En occupant trop fréquemment l’actualité cinématographique ces dernières années, Terrence Malick a fini par perdre de son aura. Avec Une vie cachée , il parvient brillamment à réunir émotion et mise en scène qui font de son cinéma un spectacle transcendant.
Après une période de grande prolifération marquée par la réalisation de quatre films depuis sa magnifique palme d'or pour The Tree of Life en 2011, Une vie cachée marque le grand retour de Terrence Malick. Bien qu'il semble dérisoire de parler de retour au vu de l'activité effective du cinéaste ces dernières années, ce terme renvoie à la forme d'accomplissement que le film occupe dans la filmographie du plus mystérieux des célèbres cinéastes américains.
L'abandon du récit
Pour contextualiser le positionnement d' Une vie cachée , il est important de rappeler que l’œuvre de Malick est dissociée en deux grandes périodes d'activités. Premièrement, sur le plan du rythme de travail, Malick a d'abord appris à se rendre insaisissable en proposant six films sur une période de 30 ans. Il a ensuite adopté une posture radicalement opposée, caractérisée par une productivité abondante. Deuxièmement, c'est sur le plan de la construction narrative que Malick a fortement évolué. Ses premières œuvres ( Les Moissons du ciel (1978), La Ligne rouge (1999), Le Nouveau Monde (2005) sont marquées par des histoires emblématiques, bouleversantes et rigoureusement bien scénarisées, permettant au cinéaste de développer les thématiques qui deviendront les fondements de son travail.

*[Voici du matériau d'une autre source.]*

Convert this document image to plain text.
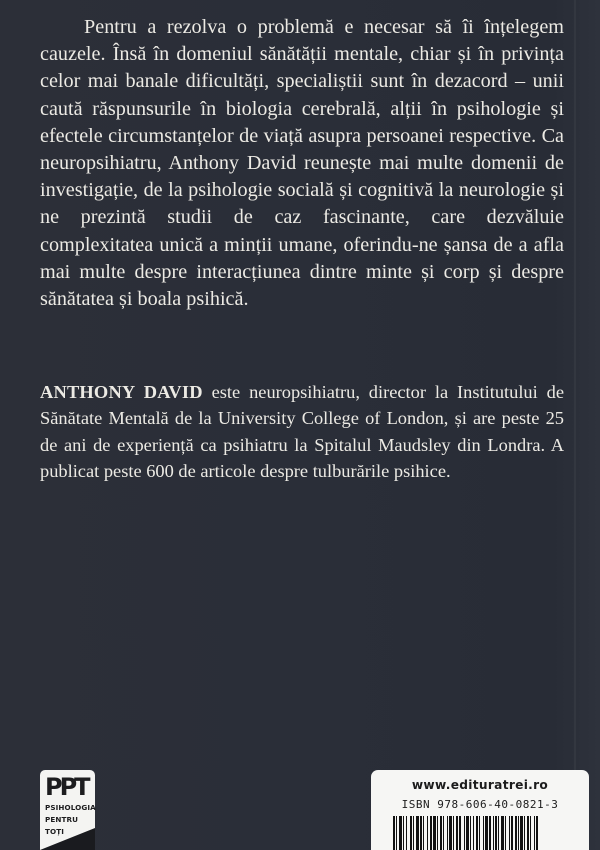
Pentru a rezolva o problemă e necesar să îi înțelegem cauzele. Însă în domeniul sănătății mentale, chiar și în privința celor mai banale dificultăți, specialiștii sunt în dezacord – unii caută răspunsurile în biologia cerebrală, alții în psihologie și efectele circumstanțelor de viață asupra persoanei respective. Ca neuropsihiatru, Anthony David reunește mai multe domenii de investigație, de la psihologie socială și cognitivă la neurologie și ne prezintă studii de caz fascinante, care dezvăluie complexitatea unică a minții umane, oferindu-ne șansa de a afla mai multe despre interacțiunea dintre minte și corp și despre sănătatea și boala psihică.

ANTHONY DAVID este neuropsihiatru, director la Institutului de Sănătate Mentală de la University College of London, și are peste 25 de ani de experiență ca psihiatru la Spitalul Maudsley din Londra. A publicat peste 600 de articole despre tulburările psihice.

PPT
PSIHOLOGIA
PENTRU
TOȚI
www.edituratrei.ro
ISBN 978-606-40-0821-3
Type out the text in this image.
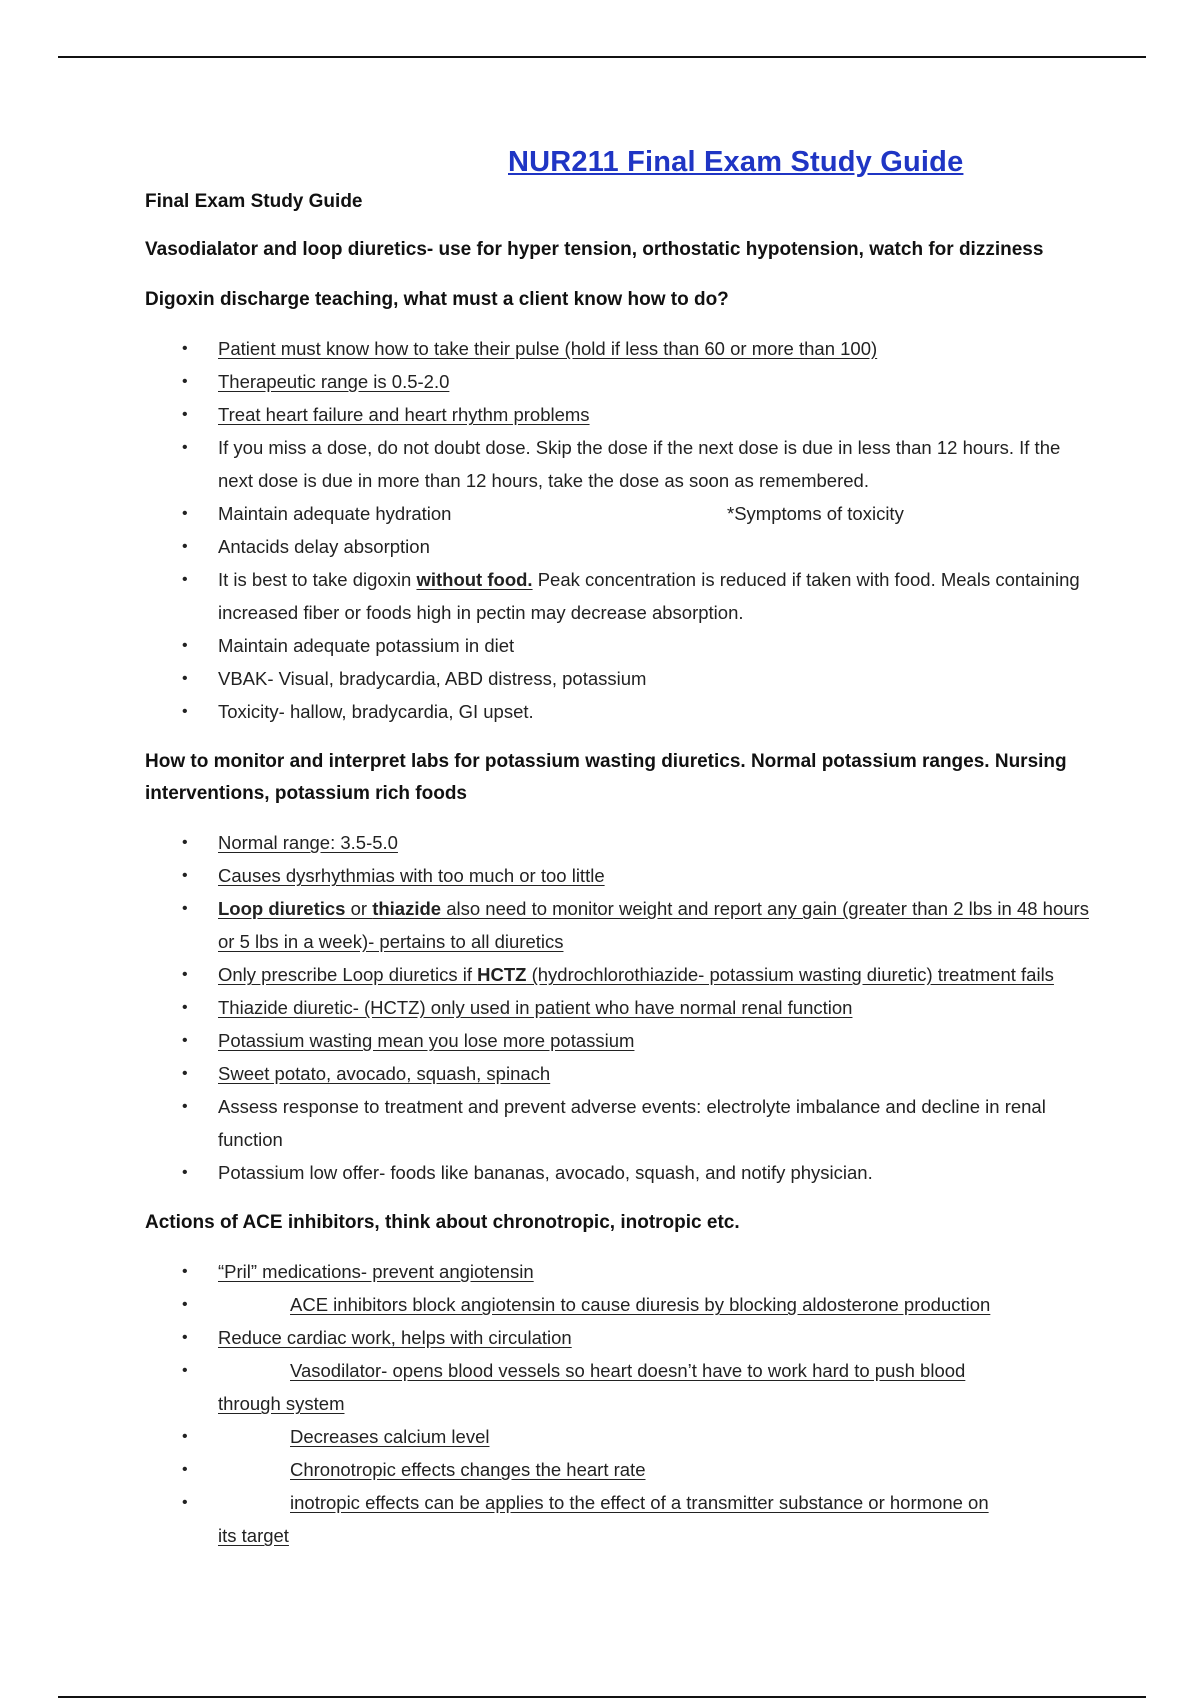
NUR211 Final Exam Study Guide

Final Exam Study Guide

Vasodialator and loop diuretics- use for hyper tension, orthostatic hypotension, watch for dizziness

Digoxin discharge teaching, what must a client know how to do?

• Patient must know how to take their pulse (hold if less than 60 or more than 100)
• Therapeutic range is 0.5-2.0
• Treat heart failure and heart rhythm problems
• If you miss a dose, do not doubt dose. Skip the dose if the next dose is due in less than 12 hours. If the next dose is due in more than 12 hours, take the dose as soon as remembered.
• Maintain adequate hydration	*Symptoms of toxicity
• Antacids delay absorption
• It is best to take digoxin without food. Peak concentration is reduced if taken with food. Meals containing increased fiber or foods high in pectin may decrease absorption.
• Maintain adequate potassium in diet
• VBAK- Visual, bradycardia, ABD distress, potassium
• Toxicity- hallow, bradycardia, GI upset.

How to monitor and interpret labs for potassium wasting diuretics. Normal potassium ranges. Nursing interventions, potassium rich foods

• Normal range: 3.5-5.0
• Causes dysrhythmias with too much or too little
• Loop diuretics or thiazide also need to monitor weight and report any gain (greater than 2 lbs in 48 hours or 5 lbs in a week)- pertains to all diuretics
• Only prescribe Loop diuretics if HCTZ (hydrochlorothiazide- potassium wasting diuretic) treatment fails
• Thiazide diuretic- (HCTZ) only used in patient who have normal renal function
• Potassium wasting mean you lose more potassium
• Sweet potato, avocado, squash, spinach
• Assess response to treatment and prevent adverse events: electrolyte imbalance and decline in renal function
• Potassium low offer- foods like bananas, avocado, squash, and notify physician.

Actions of ACE inhibitors, think about chronotropic, inotropic etc.

• “Pril” medications- prevent angiotensin
•	ACE inhibitors block angiotensin to cause diuresis by blocking aldosterone production
• Reduce cardiac work, helps with circulation
•	Vasodilator- opens blood vessels so heart doesn’t have to work hard to push blood
through system
•	Decreases calcium level
•	Chronotropic effects changes the heart rate
•	inotropic effects can be applies to the effect of a transmitter substance or hormone on
its target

On peut citer l'amour, la spiritualité, la mort, le deuil, la vie en collectivité... L'ensemble de ces concepts étant liés aux grandes questions qui façonnent le cinéma de Malick : quelles sont nos valeurs et quel est notre rapport au monde qui est le nôtre.
The Tree of Life marque ensuite une rupture, quittant les schémas d'une narration traditionnelle et classique pour lorgner vers l'expérimentalisme et la contemplation pure. Si cette réflexion sur le deuil s'élève clairement comme un des sommets de son cinéma, on peut cependant regretter que le réalisateur se soit précipitamment fourvoyé dans cette brèche abstraite. Knight of Cups (2014) symbolise à ce titre les maux qui contaminent le cheminement du cinéaste, en proposant un spectacle ennuyeux et vide de sens. Les ellipses narratives et les beaux mouvements de steadicam tournent à vide, dans une mécanique où la mise en scène ne permet pas de combler la pauvreté du récit.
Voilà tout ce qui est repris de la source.